Das Berufungsgericht wird bei der erneuten Verhandlung zunächst zu klären haben, ob der entgeltliche oder unentgeltliche Teil der gemischten Schenkung überwogen hat. Es wird in diesem Zusammenhang zu klären sein, ob die vom Beklagten zu 1 zur Erstellung des Anbaus erbrachten Leistungen entgeltlicher Teil einer gemischten Schenkung (zu dieser Sichtweise vgl. etwa BGH, Urt. v. 17.06.1992 - XII ZR 145/91, NJW 1992, 2566, 2567) oder aber als Aufwendungen, die im Vertrauen auf die Rechtsbeständigkeit der Schenkung gemacht wurden (vgl. dazu BGH, Urt. v. 02.10.1987 - V ZR 85/86, WM 1987, 1533; Sen.

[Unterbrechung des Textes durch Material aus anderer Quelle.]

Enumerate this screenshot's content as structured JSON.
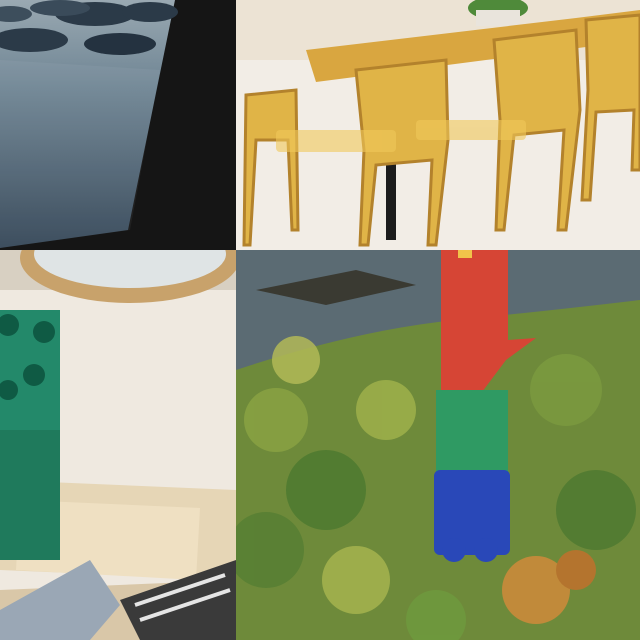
{
  "collage": {
    "tiles": [
      {
        "subject": "lake-with-stones",
        "palette": [
          "#6f8594",
          "#2b3a48",
          "#1a1a1a"
        ]
      },
      {
        "subject": "wooden-chairs-and-table",
        "palette": [
          "#e1b84b",
          "#c7963a",
          "#f2ede6"
        ]
      },
      {
        "subject": "green-toy-brick-tower-room",
        "palette": [
          "#1f7a5c",
          "#efe9e0",
          "#d9c7a8"
        ]
      },
      {
        "subject": "aerial-forest-with-toy-brick-arrow",
        "palette": [
          "#d64535",
          "#2f9a63",
          "#2948b8"
        ]
      }
    ]
  }
}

Urt. v. 19.01.1999 - X ZR 42/97, NJW 1999, 1629), anzusehen sind. Kommt das Berufungsgericht danach zu dem Ergebnis, daß der unentgeltliche Teil der Schenkung überwogen hat, so wird es weiter zu prüfen haben, ob Widerrufsgründe vorgelegen haben. Ist ein wirksamer Schenkungswiderruf erfolgt, so kommt ein Auflassungsanspruch gegen beide Beklagte in Betracht. Haben beide Beklagte als Bereicherungsschuldner das Geschenk herauszugeben, so besteht diese Verpflichtung Zug um Zug gegen den Wertausgleich des entgeltlichen Teils der gemischten Schenkung oder, falls von Aufwendungen auf die geschenkte Sache auszugehen ist, auf deren Ausgleich, soweit sie ursächlich im Zusammenhang mit dem rechtsgrundlosen Erwerb des Miteigentums entstanden sind.